The combat is what made me love the first few Assassin’s Creed games. There was a simple joy in getting surrounded by enemies, waiting for them to attack, then countering them to death one by one. Then Ubisoft started to overcomplicate things.
Some of the complications were probably necessary. The simple counterattacks of the earlier games were already wearing thin when Assassin’s Creed 4: Black Flag came out in 2013. By the time the series got to ancient Egypt in Origins four years later, change was necessary. But when Ubisoft revamped its combat system in 2017’s Assassin’s Creed Origins and then improved on the system in Odyssey, it never quite managed to find an identity the way the first few games had. In Assassin’s Creed Valhalla, however, it seems Ubisoft finally figured out how to make fighting fun again.
The main catalyst for Valhalla’s improved combat is the game’s setting. Far from the previous two games’ noble warriors of ancient Greece and Egypt, with their careful duels, Valhalla is about Vikings. That means axes and broadswords with heavy swings and wide arcs. It also means that the fighting has to be fierce, quick, and brutal.
In Odyssey and Origins, combat was slow and either tactical or tedious, depending on who you asked. Those games followed in the footsteps of the complex swordplay of the Witcher series, and the rolling dodges, shield-heavy blocks, and parry timing of FromSoftware’s Soulslike games.

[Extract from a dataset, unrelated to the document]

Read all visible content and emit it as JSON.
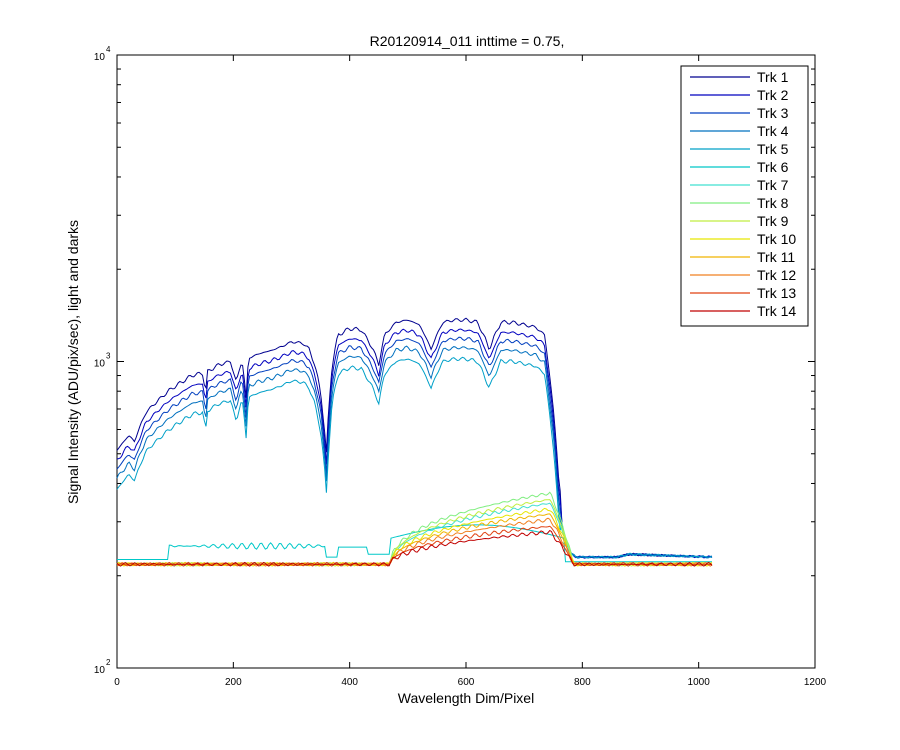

All those elements still exist in Valhalla, but they’re simplified and put into a larger system that feels unique. I can still block my enemies’ attacks or roll out of the way of a falling axe, but these aren’t well-trained Greek warriors with impressive shields. The enemies in Valhalla are mostly infantrymen, carrying wooden shields and swords that look like they’ve never been used. And, as befitting a Viking warrior, I don’t need to wait for the perfect moment to strike: Smashing through those wooden shields is always an option, and usually the best one.
Demolishing the enemy with all the fervor of a Viking may sound like it would turn every fight into a button-mashing frenzy, but Valhalla manages a lot more depth and challenge than that. One of the ways it keeps the combat from being too easy is with the sheer number of enemies it throws at you. Valhalla has some of the biggest fights that have ever been seen in an Assassin’s Creed game.
Raiding villages, and even castles, is an exercise that can often sprawl over huge areas hundreds of meters long. Buildings burn and archers rain arrows from ramparts, while battering rams splinter the wooden doors of fortresses. And behind those doors are dozens and dozens of soldiers, all ready for a fight.
Where previous Assassin’s Creed games had small orderly battles with careful dodging and blocking, Valhalla substitutes in raw chaos. Dodging becomes a split-second reaction rather than a careful prediction of one enemy or another’s attacks. At one point in an early raid, I sprinted ahead of my fellow Vikings and threw myself in the center of nearly 20 enemies. Arrows were flying everywhere, swords were getting jabbed at my back, and I had to constantly move and dodge, or I’d catch a stray ax to the head. It’s not that it’s any more or less difficult than the combat in Odyssey or Origins; it’s just a different, simpler kind of challenge.
Over the last several years, games have gotten really good at the sparseness of “real” melee combat, where equally matched fighters wait carefully for openings in their opponents’ defense. That definitely seemed like what Assassin’s Creed Origins and Odyssey were going for. But few games manage to convey the cinematic thrill of being the best warrior on a crowded battlefield, tearing through dozens of enemies with ease. When I was on a roll in Valhalla, I looked like the Viking version of Aragorn cutting through an army of orcs in Lord of the Rings. I would smash one English defender to the ground, then round my ax on the enemy behind me, then move on to the rest of the army without missing a beat. That’s where Valhalla is at its best, and where it finds a brand-new identity for Assassin’s Creed.